I took ten months of maternity leave, but at seven months, the person covering me was going on holiday, and the office asked if I would consider coming in to cover. Part of me relished the opportunity to crank up that part of my brain again. Herself was feeding every four hours by then. I had half-heartedly used the breast pump but was slightly broken by all the new-baby equipment, and had never really taken to it. So I agreed with the office that I could come in for three-hour stints, four max, and would do a lot of the work from home.

It literally never once occurred to me to bring the breast pump into the office. I was not a particularly shy breastfeeder. But the thought of mixing work with the feeding process would not have presented itself.  And this was an office which had been particularly sympathetic and supportive of my pregnancy. An ergonomic chair had been ordered. I was given a parking space- gold dust at the time. I have no doubt a request for a private space in which to pump would have been accommodated.

But the thought of getting up in the middle of the open-plan office and walking out with my bag of pumping paraphernalia, sitting in a room somewhere praying no one outside would notice the chug chug chug noise of my little pump, then bringing the results to store in the fridge, and washing the pump in the communal kitchen? I spent a day at home planning outfits with my mother before going back to the office; what in my wardrobe would both fit and create the impression of a person holding it all together. A sartorial attempt to plaster over the cracks of new motherhood. Taking the breast pump with me would have been to bring something of the vulnerability of having a child renders in you into the workplace. A mixing of the personal and the professional I could not contemplate.

At it’s worst, pumping in work is not for the faint-hearted.

Opening Belle by Maureen Sherry is an account of life as a female trader on Wall Street, a position the author herself held for a number of years, as a managing director of failed bank Bear Stearns. Writing in The New York Times, she outlined the experiences she had had around pumping in the office.

“I…didn’t mention the “moo” sounds that traders made when I headed to the nurse’s office with a breast pump, or the colleague who on a dare drank a shot of the breast milk I had stored in the office fridge,” she recalled.

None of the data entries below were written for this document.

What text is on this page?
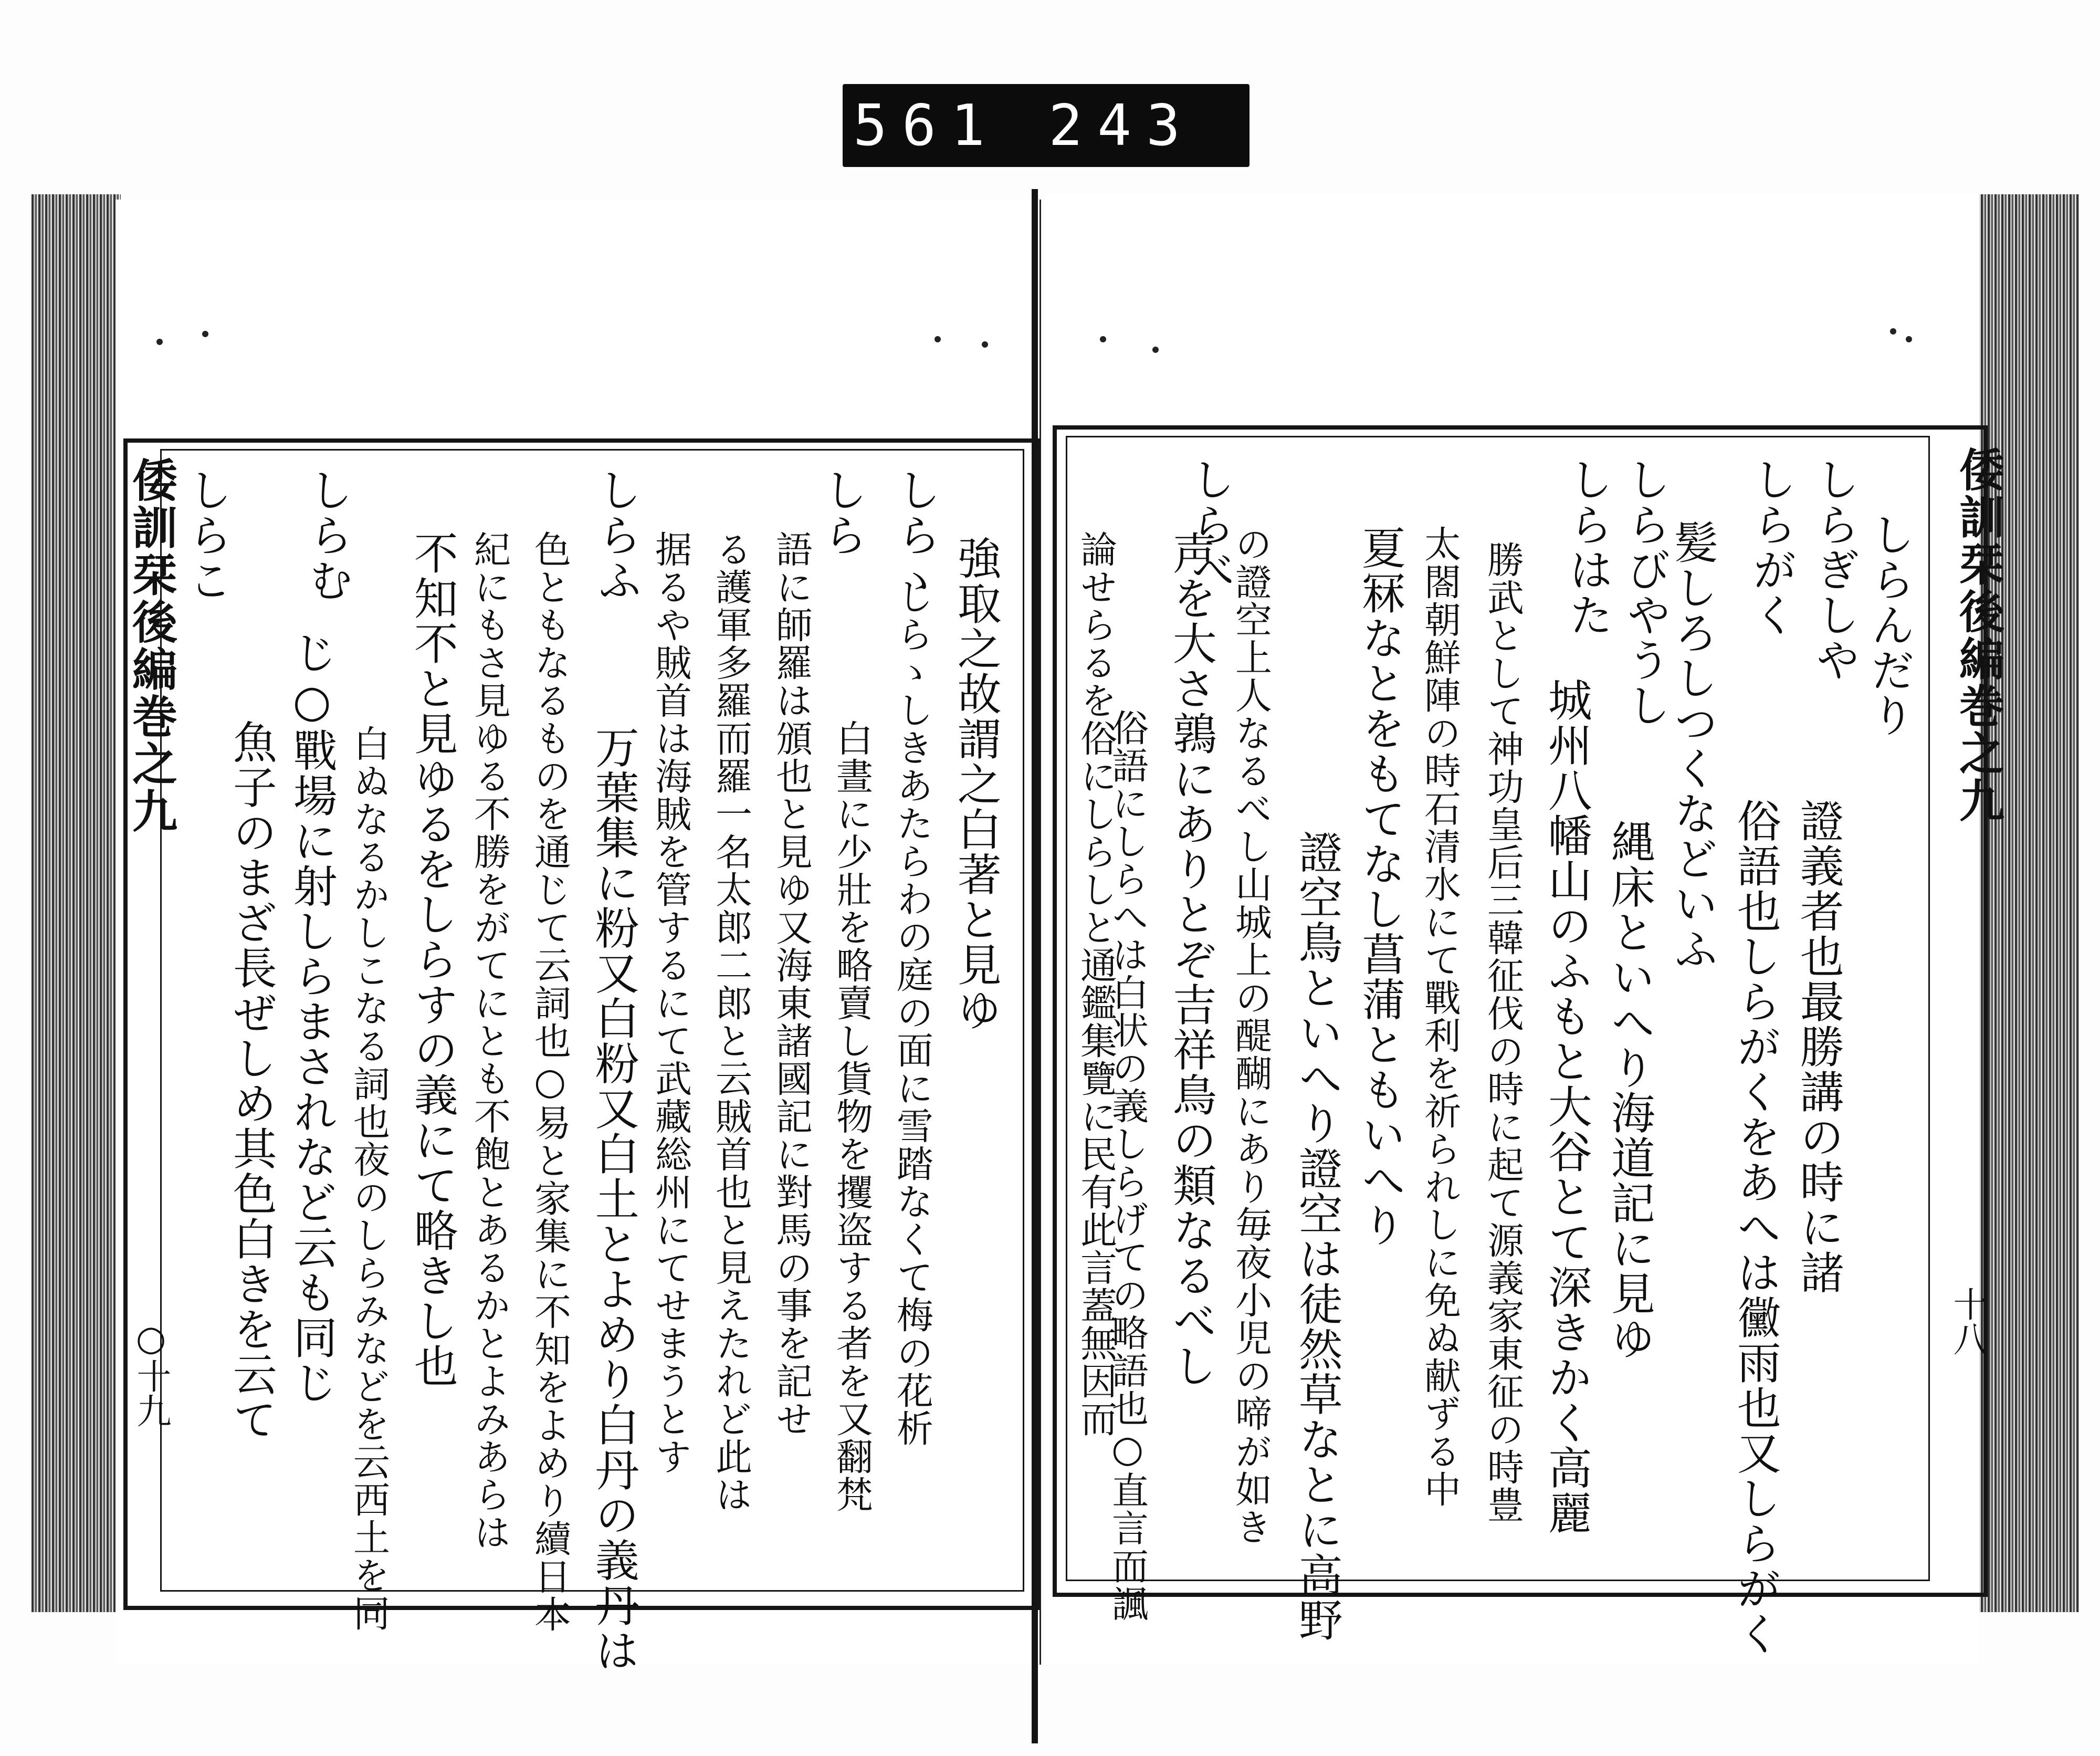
561 243
倭訓栞後編巻之九	倭訓栞後編巻之九
○十九	十八
しらんだり
證義者也最勝講の時に諸
俗語也しらがくをあへは黴雨也又しらがく
髪しろしつくなどいふ
縄床といへり海道記に見ゆ
城州八幡山のふもと大谷とて深きかく高麗
勝武として神功皇后三韓征伐の時に起て源義家東征の時豊
太閤朝鮮陣の時石清水にて戰利を祈られしに免ぬ献ずる中
夏冧なとをもてなし菖蒲ともいへり
證空鳥といへり證空は徒然草なとに高野
の證空上人なるべし山城上の醍醐にあり毎夜小児の啼が如き
声を大さ鶉にありとぞ吉祥鳥の類なるべし
俗語にしらへは白状の義しらげての略語也○直言而諷
論せらるを俗にしらしと通鑑集覽に民有此言蓋無因而
強取之故謂之白著と見ゆ
しらゝしきあたらわの庭の面に雪踏なくて梅の花析
白晝に少壯を略賣し貨物を攫盗する者を又翻梵
語に師羅は頒也と見ゆ又海東諸國記に對馬の事を記せ
る護軍多羅而羅一名太郎二郎と云賊首也と見えたれど此は
据るや賊首は海賊を管するにて武藏総州にてせまうとす
万葉集に粉又白粉又白土とよめり白丹の義丹は
色ともなるものを通じて云詞也○易と家集に不知をよめり續日本
紀にもさ見ゆる不勝をがてにとも不飽とあるかとよみあらは
不知不と見ゆるをしらすの義にて略きし也
白ぬなるかしこなる詞也夜のしらみなどを云西土を同
じ○戰場に射しらまされなど云も同じ
魚子のまざ長ぜしめ其色白きを云て
しらぎしや
しらがく
しらびやうし
しらはた
しらべ
しらゝ
しら
しらふ
しらむ
しらこ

The reality of breastfeeding after going back to work is that again, choice often has little to do with it. For one thing, your baby taking a bottle is far from a given. One friend told me she decided not to go back to work after her baby simply would not take a bottle and the stress became too much to handle. A friend who is now a mother of three recalled that on her first child she went home every afternoon to pump; too uncomfortable to ask that a room be assigned at her office.

Going back to work after having a baby is a difficult enough balancing act as it is. One friend working shifts that started at seven would rise at five to pump. For many women, trying to continue breastfeeding, much as they might want to, is simply one ball too many to keep in the air.

And yet, if a woman wants, to, continuing to feed can be a moment of bonding that can help in the stressful transition between being your child’s full-time carer and leaving them for large parts of the day. For some women, expressing milk is not necessary to maintain their flow, but for others, the inability to pump at work will be the death knell of their breastfeeding journey.